意地悪な片思い
「あれ?」
席に戻って驚いた、長嶋さんの前に既に一人誰か座っている。
「おかえり、市田。」
「さっき着きました。」
長嶋さんの正面に座り、にこりと笑みを浮かべる内川くん。
「ただいまです。」
もうしばらく彼らがお店に来るまでかかりそうだと思っていたのだが、予想よりも早く着いたようだ。自分が思う以上に、長時間お手洗いにこもっていたという可能性もあるけれど。

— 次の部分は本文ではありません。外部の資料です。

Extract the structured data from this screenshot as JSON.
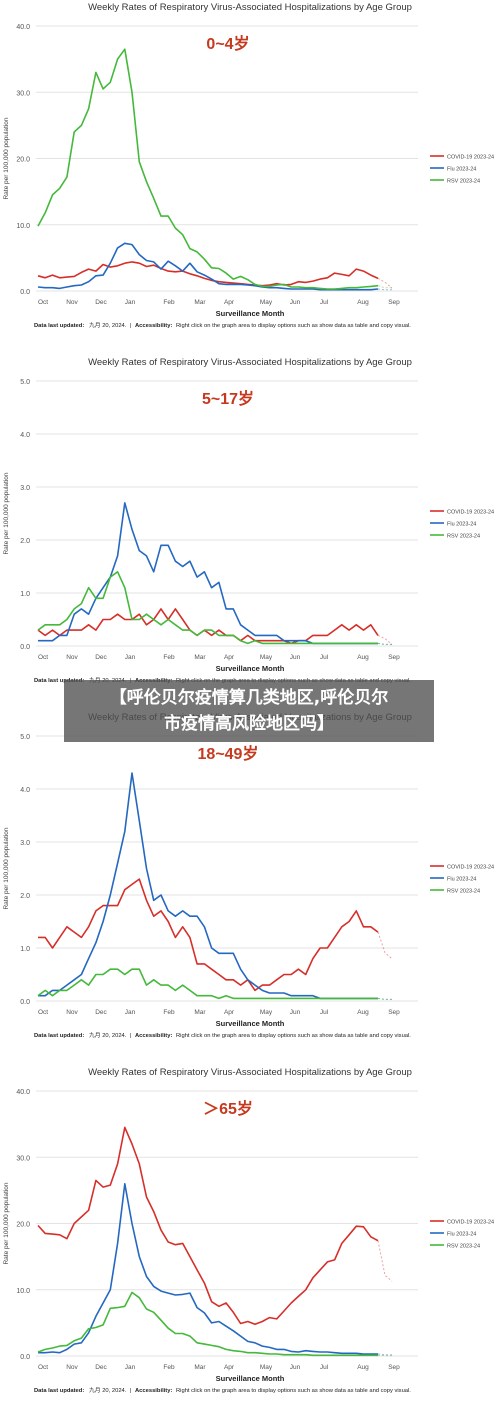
{
  "chart_data": [
    {
      "type": "line",
      "title": "Weekly Rates of Respiratory Virus-Associated Hospitalizations by Age Group",
      "subtitle": "0~4岁",
      "xlabel": "Surveillance Month",
      "ylabel": "Rate per 100,000 population",
      "x_ticks": [
        "Oct",
        "Nov",
        "Dec",
        "Jan",
        "Feb",
        "Mar",
        "Apr",
        "May",
        "Jun",
        "Jul",
        "Aug",
        "Sep"
      ],
      "y_ticks": [
        "0.0",
        "10.0",
        "20.0",
        "30.0",
        "40.0"
      ],
      "ylim": [
        0,
        40
      ],
      "grid": true,
      "legend_position": "right",
      "footer_label": "Data last updated:",
      "footer_date": "九月 20, 2024.",
      "footer_sep": "|",
      "footer_access_label": "Accessibility:",
      "footer_text": "Right click on the graph area to display options such as show data as table and copy visual.",
      "series": [
        {
          "name": "COVID-19 2023-24",
          "color": "#d62f2a",
          "values": [
            2.3,
            2.0,
            2.4,
            2.0,
            2.1,
            2.2,
            2.8,
            3.3,
            3.0,
            4.0,
            3.6,
            3.8,
            4.2,
            4.4,
            4.2,
            3.7,
            3.9,
            3.4,
            3.0,
            2.9,
            3.0,
            2.6,
            2.3,
            1.9,
            1.6,
            1.4,
            1.3,
            1.2,
            1.1,
            1.0,
            0.9,
            0.8,
            0.9,
            1.1,
            0.9,
            1.0,
            1.4,
            1.3,
            1.5,
            1.8,
            2.0,
            2.7,
            2.5,
            2.3,
            3.3,
            3.0,
            2.4,
            1.9
          ]
        },
        {
          "name": "Flu 2023-24",
          "color": "#2468c0",
          "values": [
            0.6,
            0.5,
            0.5,
            0.4,
            0.6,
            0.8,
            0.9,
            1.4,
            2.3,
            2.4,
            4.2,
            6.5,
            7.2,
            7.0,
            5.5,
            4.6,
            4.4,
            3.3,
            4.5,
            3.8,
            3.0,
            4.2,
            2.9,
            2.4,
            1.8,
            1.1,
            1.0,
            1.0,
            1.0,
            0.9,
            0.8,
            0.6,
            0.5,
            0.5,
            0.4,
            0.3,
            0.3,
            0.3,
            0.3,
            0.2,
            0.2,
            0.2,
            0.2,
            0.2,
            0.2,
            0.2,
            0.2,
            0.3
          ]
        },
        {
          "name": "RSV 2023-24",
          "color": "#44b93b",
          "values": [
            9.8,
            11.8,
            14.5,
            15.5,
            17.2,
            24.0,
            25.0,
            27.5,
            33.0,
            30.5,
            31.5,
            35.0,
            36.5,
            30.0,
            19.5,
            16.5,
            14.0,
            11.3,
            11.3,
            9.5,
            8.5,
            6.4,
            5.9,
            4.8,
            3.5,
            3.4,
            2.7,
            1.8,
            2.2,
            1.7,
            1.0,
            0.7,
            0.7,
            0.9,
            1.0,
            0.6,
            0.6,
            0.5,
            0.5,
            0.4,
            0.3,
            0.3,
            0.4,
            0.5,
            0.5,
            0.6,
            0.7,
            0.8
          ]
        }
      ]
    },
    {
      "type": "line",
      "title": "Weekly Rates of Respiratory Virus-Associated Hospitalizations by Age Group",
      "subtitle": "5~17岁",
      "xlabel": "Surveillance Month",
      "ylabel": "Rate per 100,000 population",
      "x_ticks": [
        "Oct",
        "Nov",
        "Dec",
        "Jan",
        "Feb",
        "Mar",
        "Apr",
        "May",
        "Jun",
        "Jul",
        "Aug",
        "Sep"
      ],
      "y_ticks": [
        "0.0",
        "1.0",
        "2.0",
        "3.0",
        "4.0",
        "5.0"
      ],
      "ylim": [
        0,
        5
      ],
      "grid": true,
      "legend_position": "right",
      "footer_label": "Data last updated:",
      "footer_date": "九月 20, 2024.",
      "footer_sep": "|",
      "footer_access_label": "Accessibility:",
      "footer_text": "Right click on the graph area to display options such as show data as table and copy visual.",
      "series": [
        {
          "name": "COVID-19 2023-24",
          "color": "#d62f2a",
          "values": [
            0.3,
            0.2,
            0.3,
            0.2,
            0.3,
            0.3,
            0.3,
            0.4,
            0.3,
            0.5,
            0.5,
            0.6,
            0.5,
            0.5,
            0.6,
            0.4,
            0.5,
            0.7,
            0.5,
            0.7,
            0.5,
            0.3,
            0.2,
            0.3,
            0.2,
            0.3,
            0.2,
            0.2,
            0.1,
            0.2,
            0.1,
            0.1,
            0.1,
            0.1,
            0.1,
            0.05,
            0.1,
            0.1,
            0.2,
            0.2,
            0.2,
            0.3,
            0.4,
            0.3,
            0.4,
            0.3,
            0.4,
            0.2
          ]
        },
        {
          "name": "Flu 2023-24",
          "color": "#2468c0",
          "values": [
            0.1,
            0.1,
            0.1,
            0.2,
            0.2,
            0.6,
            0.7,
            0.6,
            0.9,
            1.1,
            1.3,
            1.7,
            2.7,
            2.2,
            1.8,
            1.7,
            1.4,
            1.9,
            1.9,
            1.6,
            1.5,
            1.6,
            1.3,
            1.4,
            1.1,
            1.2,
            0.7,
            0.7,
            0.4,
            0.3,
            0.2,
            0.2,
            0.2,
            0.2,
            0.1,
            0.1,
            0.1,
            0.1,
            0.05,
            0.05,
            0.05,
            0.05,
            0.05,
            0.05,
            0.05,
            0.05,
            0.05,
            0.05
          ]
        },
        {
          "name": "RSV 2023-24",
          "color": "#44b93b",
          "values": [
            0.3,
            0.4,
            0.4,
            0.4,
            0.5,
            0.7,
            0.8,
            1.1,
            0.9,
            0.9,
            1.3,
            1.4,
            1.1,
            0.5,
            0.5,
            0.6,
            0.5,
            0.4,
            0.5,
            0.4,
            0.3,
            0.3,
            0.2,
            0.3,
            0.3,
            0.2,
            0.2,
            0.2,
            0.1,
            0.05,
            0.1,
            0.05,
            0.05,
            0.05,
            0.05,
            0.05,
            0.05,
            0.05,
            0.05,
            0.05,
            0.05,
            0.05,
            0.05,
            0.05,
            0.05,
            0.05,
            0.05,
            0.05
          ]
        }
      ]
    },
    {
      "type": "line",
      "title": "Weekly Rates of Respiratory Virus-Associated Hospitalizations by Age Group",
      "subtitle": "18~49岁",
      "xlabel": "Surveillance Month",
      "ylabel": "Rate per 100,000 population",
      "x_ticks": [
        "Oct",
        "Nov",
        "Dec",
        "Jan",
        "Feb",
        "Mar",
        "Apr",
        "May",
        "Jun",
        "Jul",
        "Aug",
        "Sep"
      ],
      "y_ticks": [
        "0.0",
        "1.0",
        "2.0",
        "3.0",
        "4.0",
        "5.0"
      ],
      "ylim": [
        0,
        5
      ],
      "grid": true,
      "legend_position": "right",
      "footer_label": "Data last updated:",
      "footer_date": "九月 20, 2024.",
      "footer_sep": "|",
      "footer_access_label": "Accessibility:",
      "footer_text": "Right click on the graph area to display options such as show data as table and copy visual.",
      "series": [
        {
          "name": "COVID-19 2023-24",
          "color": "#d62f2a",
          "values": [
            1.2,
            1.2,
            1.0,
            1.2,
            1.4,
            1.3,
            1.2,
            1.4,
            1.7,
            1.8,
            1.8,
            1.8,
            2.1,
            2.2,
            2.3,
            1.9,
            1.6,
            1.7,
            1.5,
            1.2,
            1.4,
            1.2,
            0.7,
            0.7,
            0.6,
            0.5,
            0.4,
            0.4,
            0.3,
            0.4,
            0.2,
            0.3,
            0.3,
            0.4,
            0.5,
            0.5,
            0.6,
            0.5,
            0.8,
            1.0,
            1.0,
            1.2,
            1.4,
            1.5,
            1.7,
            1.4,
            1.4,
            1.3
          ]
        },
        {
          "name": "Flu 2023-24",
          "color": "#2468c0",
          "values": [
            0.1,
            0.1,
            0.2,
            0.2,
            0.3,
            0.4,
            0.5,
            0.8,
            1.1,
            1.5,
            2.0,
            2.6,
            3.2,
            4.3,
            3.4,
            2.5,
            1.9,
            2.0,
            1.7,
            1.6,
            1.7,
            1.6,
            1.6,
            1.4,
            1.0,
            0.9,
            0.9,
            0.9,
            0.6,
            0.4,
            0.3,
            0.2,
            0.15,
            0.15,
            0.15,
            0.1,
            0.1,
            0.1,
            0.1,
            0.05,
            0.05,
            0.05,
            0.05,
            0.05,
            0.05,
            0.05,
            0.05,
            0.05
          ]
        },
        {
          "name": "RSV 2023-24",
          "color": "#44b93b",
          "values": [
            0.1,
            0.2,
            0.1,
            0.2,
            0.2,
            0.3,
            0.4,
            0.3,
            0.5,
            0.5,
            0.6,
            0.6,
            0.5,
            0.6,
            0.6,
            0.3,
            0.4,
            0.3,
            0.3,
            0.2,
            0.3,
            0.2,
            0.1,
            0.1,
            0.1,
            0.05,
            0.1,
            0.05,
            0.05,
            0.05,
            0.05,
            0.05,
            0.05,
            0.05,
            0.05,
            0.05,
            0.05,
            0.05,
            0.05,
            0.05,
            0.05,
            0.05,
            0.05,
            0.05,
            0.05,
            0.05,
            0.05,
            0.05
          ]
        }
      ]
    },
    {
      "type": "line",
      "title": "Weekly Rates of Respiratory Virus-Associated Hospitalizations by Age Group",
      "subtitle": "＞65岁",
      "xlabel": "Surveillance Month",
      "ylabel": "Rate per 100,000 population",
      "x_ticks": [
        "Oct",
        "Nov",
        "Dec",
        "Jan",
        "Feb",
        "Mar",
        "Apr",
        "May",
        "Jun",
        "Jul",
        "Aug",
        "Sep"
      ],
      "y_ticks": [
        "0.0",
        "10.0",
        "20.0",
        "30.0",
        "40.0"
      ],
      "ylim": [
        0,
        40
      ],
      "grid": true,
      "legend_position": "right",
      "footer_label": "Data last updated:",
      "footer_date": "九月 20, 2024.",
      "footer_sep": "|",
      "footer_access_label": "Accessibility:",
      "footer_text": "Right click on the graph area to display options such as show data as table and copy visual.",
      "series": [
        {
          "name": "COVID-19 2023-24",
          "color": "#d62f2a",
          "values": [
            19.7,
            18.5,
            18.4,
            18.3,
            17.7,
            20.0,
            21.0,
            22.0,
            26.5,
            25.5,
            25.8,
            29.0,
            34.5,
            32.0,
            29.0,
            24.0,
            21.8,
            19.0,
            17.2,
            16.8,
            17.0,
            15.0,
            13.0,
            11.0,
            8.2,
            7.5,
            8.0,
            6.6,
            4.9,
            5.2,
            4.8,
            5.2,
            5.8,
            5.6,
            6.8,
            8.0,
            9.0,
            10.0,
            11.8,
            13.0,
            14.2,
            14.5,
            17.0,
            18.3,
            19.6,
            19.5,
            18.0,
            17.4
          ]
        },
        {
          "name": "Flu 2023-24",
          "color": "#2468c0",
          "values": [
            0.5,
            0.5,
            0.6,
            0.5,
            1.0,
            1.8,
            2.0,
            3.5,
            6.0,
            8.0,
            10.0,
            17.0,
            26.0,
            20.0,
            15.0,
            12.0,
            10.5,
            9.8,
            9.5,
            9.2,
            9.3,
            9.5,
            7.3,
            6.5,
            5.0,
            5.2,
            4.5,
            3.8,
            3.0,
            2.2,
            2.0,
            1.5,
            1.3,
            1.0,
            1.0,
            0.7,
            0.6,
            0.8,
            0.7,
            0.6,
            0.6,
            0.5,
            0.4,
            0.4,
            0.4,
            0.3,
            0.3,
            0.3
          ]
        },
        {
          "name": "RSV 2023-24",
          "color": "#44b93b",
          "values": [
            0.6,
            1.0,
            1.2,
            1.5,
            1.6,
            2.3,
            2.7,
            4.1,
            4.3,
            4.7,
            7.2,
            7.3,
            7.5,
            9.6,
            8.8,
            7.1,
            6.6,
            5.4,
            4.2,
            3.4,
            3.4,
            3.0,
            2.0,
            1.8,
            1.6,
            1.4,
            1.0,
            0.8,
            0.7,
            0.5,
            0.5,
            0.4,
            0.3,
            0.3,
            0.2,
            0.2,
            0.2,
            0.2,
            0.1,
            0.1,
            0.1,
            0.1,
            0.1,
            0.1,
            0.1,
            0.1,
            0.1,
            0.1
          ]
        }
      ]
    }
  ],
  "banner": {
    "line1": "【呼伦贝尔疫情算几类地区,呼伦贝尔",
    "line2": "市疫情高风险地区吗】"
  }
}
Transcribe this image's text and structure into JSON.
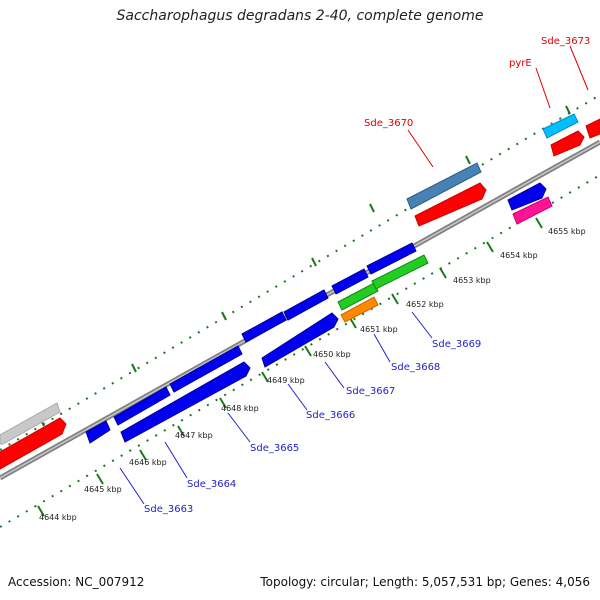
{
  "title": "Saccharophagus degradans 2-40, complete genome",
  "footer": {
    "accession": "Accession: NC_007912",
    "summary": "Topology: circular; Length: 5,057,531 bp; Genes: 4,056"
  },
  "ticks": [
    "4644 kbp",
    "4645 kbp",
    "4646 kbp",
    "4647 kbp",
    "4648 kbp",
    "4649 kbp",
    "4650 kbp",
    "4651 kbp",
    "4652 kbp",
    "4653 kbp",
    "4654 kbp",
    "4655 kbp"
  ],
  "top_labels": [
    "Sde_3670",
    "pyrE",
    "Sde_3673"
  ],
  "bottom_labels": [
    "Sde_3663",
    "Sde_3664",
    "Sde_3665",
    "Sde_3666",
    "Sde_3667",
    "Sde_3668",
    "Sde_3669"
  ],
  "colors": {
    "label_top": "#dd0000",
    "label_bottom": "#2222cc",
    "backbone": "#808080",
    "tick": "#1a7a1a"
  }
}
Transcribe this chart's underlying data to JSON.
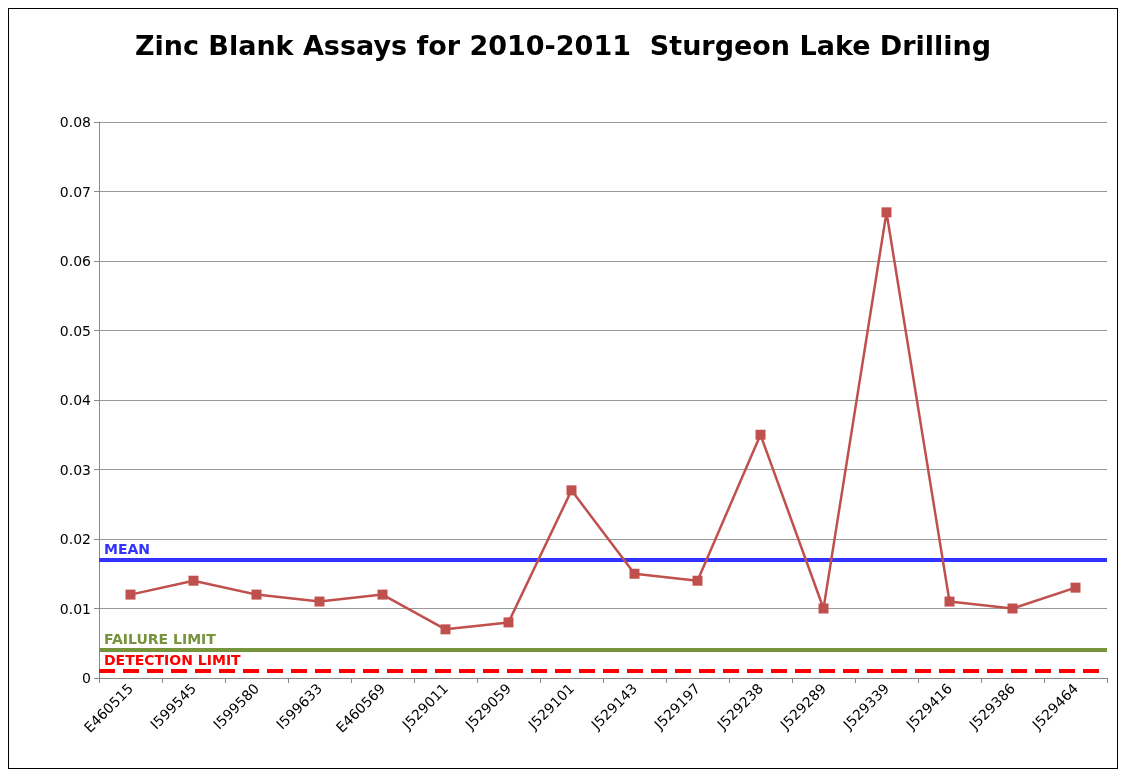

速水さんの姿はまだ見えないが、彼はもう少し遅れてくるかお手洗いかどちらかなのだろうか。
私はまだそのことに触れず、
「早かったね。」
長嶋さんの隣に着きながら私は彼に告げた。
「あー、本当にさっき着いた感じなんですけどね。」
「そっか。」
カバンの中にいれていた携帯を取り出し、連絡を確認すると確かに数分前に彼から「着きます!」と1件届いている。
「すいません。」
隣を通りかかった店員さんに内川くんはビールを一つだけ追加注文した。
「あれ……」
疑問に思った私は内川くんに口を出す。
「速水さんそんなに遅くなるの…?」
口に出すには少し勇気がいったその人の名前。でも彼にそう聞かずにはいられない。